I do think that density and layout areÂ a slight problem, particularly for the 12th Street corridor. One large aspect of this is nearly all the land to the east of 12th Street is very low density residential; there just aren’t that many people living within two or three blocks of 12th to the east. Once you’re past 14th, you’re much more likely to hop in the car and drive to the Brentwood Giant than to walk down to Yes! or elsewhere on 12th. The land to the west of 12th is more dense, but those folks (including me) don’t have to cross 12th to get to the Metro station. This equates to a large loss of foot traffic; I imagine that future improvements in 10th Street retail will benefit substantially from a position between residents and transit.

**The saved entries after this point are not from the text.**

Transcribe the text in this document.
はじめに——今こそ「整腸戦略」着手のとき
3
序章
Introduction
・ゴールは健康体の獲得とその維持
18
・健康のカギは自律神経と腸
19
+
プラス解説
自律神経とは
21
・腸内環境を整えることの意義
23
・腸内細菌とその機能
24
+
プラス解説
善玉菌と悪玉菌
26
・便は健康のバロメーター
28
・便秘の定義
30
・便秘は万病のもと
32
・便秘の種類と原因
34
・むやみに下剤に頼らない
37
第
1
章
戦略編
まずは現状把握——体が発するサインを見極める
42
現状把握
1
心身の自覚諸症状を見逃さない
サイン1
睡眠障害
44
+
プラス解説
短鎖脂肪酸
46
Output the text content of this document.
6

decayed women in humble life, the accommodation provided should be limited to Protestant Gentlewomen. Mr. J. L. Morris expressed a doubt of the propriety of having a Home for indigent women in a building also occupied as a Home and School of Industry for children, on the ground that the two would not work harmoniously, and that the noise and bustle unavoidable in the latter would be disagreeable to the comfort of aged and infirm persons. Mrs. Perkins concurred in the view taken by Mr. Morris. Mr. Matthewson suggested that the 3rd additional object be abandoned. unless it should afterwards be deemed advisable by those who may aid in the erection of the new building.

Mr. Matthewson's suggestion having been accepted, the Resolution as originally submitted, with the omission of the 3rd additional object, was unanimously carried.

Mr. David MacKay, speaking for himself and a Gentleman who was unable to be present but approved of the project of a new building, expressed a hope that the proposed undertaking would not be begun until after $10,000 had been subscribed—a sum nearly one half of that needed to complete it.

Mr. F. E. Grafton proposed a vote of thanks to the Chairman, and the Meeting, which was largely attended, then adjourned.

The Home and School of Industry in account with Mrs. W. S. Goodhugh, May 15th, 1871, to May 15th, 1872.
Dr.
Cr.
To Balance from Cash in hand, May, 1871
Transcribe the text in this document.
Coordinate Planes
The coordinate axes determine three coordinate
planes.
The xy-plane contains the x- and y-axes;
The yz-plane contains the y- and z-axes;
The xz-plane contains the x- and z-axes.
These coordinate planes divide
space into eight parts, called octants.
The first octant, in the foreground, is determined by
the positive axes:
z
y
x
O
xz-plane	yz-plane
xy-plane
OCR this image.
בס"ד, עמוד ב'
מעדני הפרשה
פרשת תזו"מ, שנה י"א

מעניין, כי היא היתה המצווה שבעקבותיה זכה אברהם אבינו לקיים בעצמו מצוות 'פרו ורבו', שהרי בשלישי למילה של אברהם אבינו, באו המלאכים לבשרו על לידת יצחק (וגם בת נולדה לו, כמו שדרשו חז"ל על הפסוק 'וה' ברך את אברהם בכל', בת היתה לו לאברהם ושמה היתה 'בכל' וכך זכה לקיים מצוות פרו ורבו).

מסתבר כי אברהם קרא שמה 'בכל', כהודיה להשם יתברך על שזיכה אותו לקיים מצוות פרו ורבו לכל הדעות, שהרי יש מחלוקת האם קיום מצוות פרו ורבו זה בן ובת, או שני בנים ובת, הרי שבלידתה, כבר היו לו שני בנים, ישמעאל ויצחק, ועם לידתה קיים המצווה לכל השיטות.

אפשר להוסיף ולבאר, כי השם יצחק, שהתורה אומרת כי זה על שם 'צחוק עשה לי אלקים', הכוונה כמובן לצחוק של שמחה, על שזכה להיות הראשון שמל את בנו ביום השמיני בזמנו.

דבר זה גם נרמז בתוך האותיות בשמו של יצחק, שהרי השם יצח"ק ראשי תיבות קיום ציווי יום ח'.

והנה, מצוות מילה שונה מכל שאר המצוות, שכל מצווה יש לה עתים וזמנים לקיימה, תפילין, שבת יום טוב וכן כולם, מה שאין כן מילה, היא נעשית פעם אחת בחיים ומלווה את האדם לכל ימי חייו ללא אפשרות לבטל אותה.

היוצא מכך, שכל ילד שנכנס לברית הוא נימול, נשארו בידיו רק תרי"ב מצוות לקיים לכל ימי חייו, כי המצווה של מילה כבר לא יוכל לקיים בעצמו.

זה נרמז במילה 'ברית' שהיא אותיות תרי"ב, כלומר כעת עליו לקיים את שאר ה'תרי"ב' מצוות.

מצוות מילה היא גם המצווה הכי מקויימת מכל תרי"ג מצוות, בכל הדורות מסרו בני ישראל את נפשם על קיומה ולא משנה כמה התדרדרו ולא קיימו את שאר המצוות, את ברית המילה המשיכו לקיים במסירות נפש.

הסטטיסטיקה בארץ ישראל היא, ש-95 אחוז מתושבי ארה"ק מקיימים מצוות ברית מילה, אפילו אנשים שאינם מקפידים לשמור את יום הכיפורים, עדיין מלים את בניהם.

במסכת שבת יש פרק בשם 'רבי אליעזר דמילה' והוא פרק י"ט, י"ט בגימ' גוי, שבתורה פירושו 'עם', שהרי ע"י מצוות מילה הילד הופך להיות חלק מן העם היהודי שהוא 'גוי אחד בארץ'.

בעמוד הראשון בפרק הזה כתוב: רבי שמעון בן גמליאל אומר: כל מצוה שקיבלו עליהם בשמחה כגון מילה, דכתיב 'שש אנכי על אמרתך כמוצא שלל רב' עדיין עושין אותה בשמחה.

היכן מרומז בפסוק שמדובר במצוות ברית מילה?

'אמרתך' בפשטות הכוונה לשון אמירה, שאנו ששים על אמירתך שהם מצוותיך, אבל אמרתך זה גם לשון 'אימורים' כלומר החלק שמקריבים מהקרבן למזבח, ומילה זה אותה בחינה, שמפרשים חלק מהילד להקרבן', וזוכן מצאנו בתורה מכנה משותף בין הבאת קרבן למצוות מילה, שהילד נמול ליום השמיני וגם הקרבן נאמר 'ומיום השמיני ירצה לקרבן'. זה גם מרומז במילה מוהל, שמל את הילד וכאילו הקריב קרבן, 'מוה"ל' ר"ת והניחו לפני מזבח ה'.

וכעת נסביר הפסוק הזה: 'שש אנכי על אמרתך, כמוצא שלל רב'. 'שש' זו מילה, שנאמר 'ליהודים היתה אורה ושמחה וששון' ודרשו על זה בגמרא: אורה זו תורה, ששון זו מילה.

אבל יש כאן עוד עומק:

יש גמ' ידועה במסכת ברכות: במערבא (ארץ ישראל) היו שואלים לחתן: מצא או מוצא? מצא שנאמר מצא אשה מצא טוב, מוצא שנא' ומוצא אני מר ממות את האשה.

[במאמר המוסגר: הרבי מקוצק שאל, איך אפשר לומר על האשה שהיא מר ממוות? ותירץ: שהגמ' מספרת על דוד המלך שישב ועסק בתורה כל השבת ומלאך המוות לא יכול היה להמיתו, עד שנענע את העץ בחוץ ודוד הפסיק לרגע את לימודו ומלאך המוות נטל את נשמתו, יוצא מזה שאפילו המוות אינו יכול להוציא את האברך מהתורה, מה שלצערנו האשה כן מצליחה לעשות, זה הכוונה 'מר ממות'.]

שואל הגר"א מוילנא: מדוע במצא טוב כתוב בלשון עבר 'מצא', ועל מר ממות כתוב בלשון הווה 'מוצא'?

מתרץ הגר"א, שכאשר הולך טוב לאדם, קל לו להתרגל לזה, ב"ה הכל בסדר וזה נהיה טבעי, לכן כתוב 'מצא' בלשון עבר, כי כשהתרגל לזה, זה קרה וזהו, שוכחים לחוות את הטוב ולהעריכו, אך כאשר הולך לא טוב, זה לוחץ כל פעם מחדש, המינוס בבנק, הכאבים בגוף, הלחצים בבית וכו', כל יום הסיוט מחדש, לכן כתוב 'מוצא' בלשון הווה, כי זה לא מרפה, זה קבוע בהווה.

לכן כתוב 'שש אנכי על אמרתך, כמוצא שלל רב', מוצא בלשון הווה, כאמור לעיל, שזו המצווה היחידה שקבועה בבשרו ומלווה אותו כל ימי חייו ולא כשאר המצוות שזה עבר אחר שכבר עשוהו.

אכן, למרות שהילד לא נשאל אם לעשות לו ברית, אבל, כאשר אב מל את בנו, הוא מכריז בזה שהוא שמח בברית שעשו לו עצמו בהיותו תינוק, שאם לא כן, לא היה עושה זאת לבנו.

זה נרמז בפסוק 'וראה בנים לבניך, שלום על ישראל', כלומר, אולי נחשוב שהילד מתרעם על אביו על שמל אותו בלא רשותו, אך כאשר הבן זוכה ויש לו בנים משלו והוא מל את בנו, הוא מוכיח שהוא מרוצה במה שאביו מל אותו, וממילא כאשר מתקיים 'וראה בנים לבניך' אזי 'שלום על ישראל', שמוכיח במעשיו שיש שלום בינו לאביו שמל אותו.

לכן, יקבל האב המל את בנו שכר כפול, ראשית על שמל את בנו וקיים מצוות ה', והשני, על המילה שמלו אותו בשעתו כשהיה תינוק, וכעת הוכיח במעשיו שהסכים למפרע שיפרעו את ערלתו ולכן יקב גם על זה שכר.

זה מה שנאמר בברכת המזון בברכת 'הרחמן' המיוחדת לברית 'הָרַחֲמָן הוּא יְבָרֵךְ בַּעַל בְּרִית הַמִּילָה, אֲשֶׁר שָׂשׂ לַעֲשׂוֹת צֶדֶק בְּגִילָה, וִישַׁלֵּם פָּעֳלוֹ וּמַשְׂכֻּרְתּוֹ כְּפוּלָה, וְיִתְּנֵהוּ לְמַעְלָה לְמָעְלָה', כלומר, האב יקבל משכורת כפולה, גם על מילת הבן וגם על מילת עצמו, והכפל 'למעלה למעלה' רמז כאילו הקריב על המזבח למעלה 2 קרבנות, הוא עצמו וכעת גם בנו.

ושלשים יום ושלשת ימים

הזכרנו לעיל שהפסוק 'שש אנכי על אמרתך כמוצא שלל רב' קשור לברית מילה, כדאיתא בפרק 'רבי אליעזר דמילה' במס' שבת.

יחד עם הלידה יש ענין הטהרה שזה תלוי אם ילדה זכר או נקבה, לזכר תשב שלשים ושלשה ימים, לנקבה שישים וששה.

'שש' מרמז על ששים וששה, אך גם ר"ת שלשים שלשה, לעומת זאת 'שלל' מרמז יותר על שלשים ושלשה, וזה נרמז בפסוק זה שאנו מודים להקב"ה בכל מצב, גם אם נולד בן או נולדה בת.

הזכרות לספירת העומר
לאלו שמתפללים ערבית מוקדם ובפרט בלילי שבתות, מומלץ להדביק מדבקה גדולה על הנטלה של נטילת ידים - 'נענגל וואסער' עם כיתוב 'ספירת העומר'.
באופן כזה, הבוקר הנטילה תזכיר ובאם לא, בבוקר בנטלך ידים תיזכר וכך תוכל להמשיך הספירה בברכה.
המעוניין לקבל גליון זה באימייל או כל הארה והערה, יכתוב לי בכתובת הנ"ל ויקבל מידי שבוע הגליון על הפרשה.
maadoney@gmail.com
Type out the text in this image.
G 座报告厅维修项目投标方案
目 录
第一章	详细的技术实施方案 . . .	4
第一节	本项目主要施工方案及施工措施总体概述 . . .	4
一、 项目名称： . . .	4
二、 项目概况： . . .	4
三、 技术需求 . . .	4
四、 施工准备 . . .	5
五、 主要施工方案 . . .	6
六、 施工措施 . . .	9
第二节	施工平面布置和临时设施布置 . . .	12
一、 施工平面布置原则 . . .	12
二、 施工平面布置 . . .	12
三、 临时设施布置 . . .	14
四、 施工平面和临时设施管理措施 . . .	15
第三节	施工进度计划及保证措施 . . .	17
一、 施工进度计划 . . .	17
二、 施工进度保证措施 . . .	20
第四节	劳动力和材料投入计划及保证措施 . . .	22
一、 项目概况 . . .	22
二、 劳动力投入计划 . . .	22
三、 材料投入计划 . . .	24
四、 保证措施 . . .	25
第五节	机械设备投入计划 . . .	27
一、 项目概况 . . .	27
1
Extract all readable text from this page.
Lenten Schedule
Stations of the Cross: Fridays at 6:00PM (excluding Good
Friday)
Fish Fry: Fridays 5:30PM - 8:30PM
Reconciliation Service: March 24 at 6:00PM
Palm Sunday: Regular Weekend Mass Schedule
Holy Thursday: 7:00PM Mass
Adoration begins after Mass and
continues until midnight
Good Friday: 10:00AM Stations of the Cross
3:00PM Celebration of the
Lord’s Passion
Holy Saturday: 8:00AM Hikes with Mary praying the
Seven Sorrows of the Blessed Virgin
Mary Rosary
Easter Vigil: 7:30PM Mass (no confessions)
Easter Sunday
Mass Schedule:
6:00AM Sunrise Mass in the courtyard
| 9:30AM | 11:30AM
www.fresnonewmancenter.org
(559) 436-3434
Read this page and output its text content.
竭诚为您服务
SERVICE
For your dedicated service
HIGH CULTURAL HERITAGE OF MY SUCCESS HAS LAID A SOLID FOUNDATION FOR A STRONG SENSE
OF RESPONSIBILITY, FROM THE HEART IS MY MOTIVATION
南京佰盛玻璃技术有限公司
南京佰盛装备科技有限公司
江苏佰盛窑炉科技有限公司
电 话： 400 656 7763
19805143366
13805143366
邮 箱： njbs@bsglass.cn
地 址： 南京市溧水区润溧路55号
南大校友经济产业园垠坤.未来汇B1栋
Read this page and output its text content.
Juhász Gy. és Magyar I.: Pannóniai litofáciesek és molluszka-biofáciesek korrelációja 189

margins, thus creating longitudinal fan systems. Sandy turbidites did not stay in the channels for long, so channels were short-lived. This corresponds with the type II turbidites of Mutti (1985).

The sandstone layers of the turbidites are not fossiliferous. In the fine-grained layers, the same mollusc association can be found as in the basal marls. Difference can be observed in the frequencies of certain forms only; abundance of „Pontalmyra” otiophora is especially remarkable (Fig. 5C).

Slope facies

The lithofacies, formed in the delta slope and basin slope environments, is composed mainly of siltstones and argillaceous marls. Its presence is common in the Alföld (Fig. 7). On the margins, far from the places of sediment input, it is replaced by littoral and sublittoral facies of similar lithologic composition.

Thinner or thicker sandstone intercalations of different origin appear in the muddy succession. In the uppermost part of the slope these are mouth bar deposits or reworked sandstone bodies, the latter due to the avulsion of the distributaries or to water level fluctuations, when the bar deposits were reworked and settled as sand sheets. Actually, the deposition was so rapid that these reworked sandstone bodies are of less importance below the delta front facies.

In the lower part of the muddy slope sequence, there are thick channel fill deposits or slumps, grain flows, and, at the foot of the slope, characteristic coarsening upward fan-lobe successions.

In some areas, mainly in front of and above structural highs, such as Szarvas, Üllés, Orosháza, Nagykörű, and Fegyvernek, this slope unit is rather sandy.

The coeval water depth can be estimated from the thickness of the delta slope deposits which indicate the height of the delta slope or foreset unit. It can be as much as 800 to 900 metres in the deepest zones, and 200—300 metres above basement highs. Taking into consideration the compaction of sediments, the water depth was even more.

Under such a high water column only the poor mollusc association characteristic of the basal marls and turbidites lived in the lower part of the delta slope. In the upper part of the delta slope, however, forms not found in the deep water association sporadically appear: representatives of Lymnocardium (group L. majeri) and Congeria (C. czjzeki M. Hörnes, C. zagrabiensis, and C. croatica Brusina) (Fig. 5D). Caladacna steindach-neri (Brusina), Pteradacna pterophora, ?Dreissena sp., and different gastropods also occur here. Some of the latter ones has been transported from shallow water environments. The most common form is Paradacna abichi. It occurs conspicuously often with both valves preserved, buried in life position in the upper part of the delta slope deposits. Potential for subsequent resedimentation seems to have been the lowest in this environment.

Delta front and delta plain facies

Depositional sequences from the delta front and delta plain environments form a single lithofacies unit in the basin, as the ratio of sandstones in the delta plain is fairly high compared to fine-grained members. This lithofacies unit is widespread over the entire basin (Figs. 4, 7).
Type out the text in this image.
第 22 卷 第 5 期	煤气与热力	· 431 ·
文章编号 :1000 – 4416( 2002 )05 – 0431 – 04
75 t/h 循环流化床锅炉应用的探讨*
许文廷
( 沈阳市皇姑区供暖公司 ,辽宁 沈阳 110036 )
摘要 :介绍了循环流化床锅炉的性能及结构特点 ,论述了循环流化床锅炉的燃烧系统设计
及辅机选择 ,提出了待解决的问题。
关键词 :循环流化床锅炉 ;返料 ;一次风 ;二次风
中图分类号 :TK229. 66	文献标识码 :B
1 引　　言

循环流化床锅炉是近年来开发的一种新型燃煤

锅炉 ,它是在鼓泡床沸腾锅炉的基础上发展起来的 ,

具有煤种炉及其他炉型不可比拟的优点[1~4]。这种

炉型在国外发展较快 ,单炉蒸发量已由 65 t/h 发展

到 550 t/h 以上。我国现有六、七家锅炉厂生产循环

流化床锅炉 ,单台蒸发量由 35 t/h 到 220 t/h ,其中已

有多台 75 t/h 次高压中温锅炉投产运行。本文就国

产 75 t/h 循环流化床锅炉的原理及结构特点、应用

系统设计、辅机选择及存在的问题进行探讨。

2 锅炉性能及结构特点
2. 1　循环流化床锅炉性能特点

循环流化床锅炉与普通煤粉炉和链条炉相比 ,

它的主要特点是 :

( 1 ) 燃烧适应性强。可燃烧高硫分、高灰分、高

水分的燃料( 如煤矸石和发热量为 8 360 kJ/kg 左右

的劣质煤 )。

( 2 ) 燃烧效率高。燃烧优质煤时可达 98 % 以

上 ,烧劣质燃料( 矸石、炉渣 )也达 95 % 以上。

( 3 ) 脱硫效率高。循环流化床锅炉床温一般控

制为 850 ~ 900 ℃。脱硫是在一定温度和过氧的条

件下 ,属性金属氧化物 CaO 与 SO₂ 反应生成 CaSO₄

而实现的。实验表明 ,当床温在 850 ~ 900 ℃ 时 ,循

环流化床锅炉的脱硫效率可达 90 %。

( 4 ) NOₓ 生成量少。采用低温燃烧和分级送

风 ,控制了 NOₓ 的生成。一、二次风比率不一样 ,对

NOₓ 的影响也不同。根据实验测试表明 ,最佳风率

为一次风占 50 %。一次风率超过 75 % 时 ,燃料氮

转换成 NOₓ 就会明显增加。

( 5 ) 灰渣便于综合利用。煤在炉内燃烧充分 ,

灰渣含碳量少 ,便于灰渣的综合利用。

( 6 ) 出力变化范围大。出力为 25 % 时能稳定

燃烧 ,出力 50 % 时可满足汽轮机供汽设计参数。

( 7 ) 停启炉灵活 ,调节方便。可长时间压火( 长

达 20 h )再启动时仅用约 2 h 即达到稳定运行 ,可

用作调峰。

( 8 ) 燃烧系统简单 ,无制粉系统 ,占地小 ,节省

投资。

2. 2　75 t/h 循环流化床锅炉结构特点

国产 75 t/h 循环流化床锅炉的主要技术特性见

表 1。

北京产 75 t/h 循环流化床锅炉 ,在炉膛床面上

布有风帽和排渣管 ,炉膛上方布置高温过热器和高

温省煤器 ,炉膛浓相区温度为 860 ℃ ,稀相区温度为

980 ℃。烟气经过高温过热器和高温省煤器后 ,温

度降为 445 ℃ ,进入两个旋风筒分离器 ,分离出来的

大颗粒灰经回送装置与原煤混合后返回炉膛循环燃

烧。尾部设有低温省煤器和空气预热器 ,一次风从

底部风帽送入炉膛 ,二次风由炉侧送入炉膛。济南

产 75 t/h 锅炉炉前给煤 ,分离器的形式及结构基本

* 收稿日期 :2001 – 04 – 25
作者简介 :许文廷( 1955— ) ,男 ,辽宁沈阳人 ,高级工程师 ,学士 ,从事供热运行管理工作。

I know there is a vocal minority in the area that’s very wary of new construction around the station. Hopefully, they’ll use their powers for good and not for evil as the neighborhood grows. I’d hate, for example, to have them go to the mat to protect the little grassy spot just south of the Michigan Avenue bridge; something useful, either residences or retail or both, should go there. I’d be all for them using their influence to save some of the buildings in the little 10th Street industrial area, however. I’d much rather have them redone than razed to make way for cookie-cutter lofts.
I’m excited about the changes coming to 12th. Upgrades around Brookland are slow in coming, but I have to say I prefer that to kind of change that’s taking place around the Columbia Heights metro station.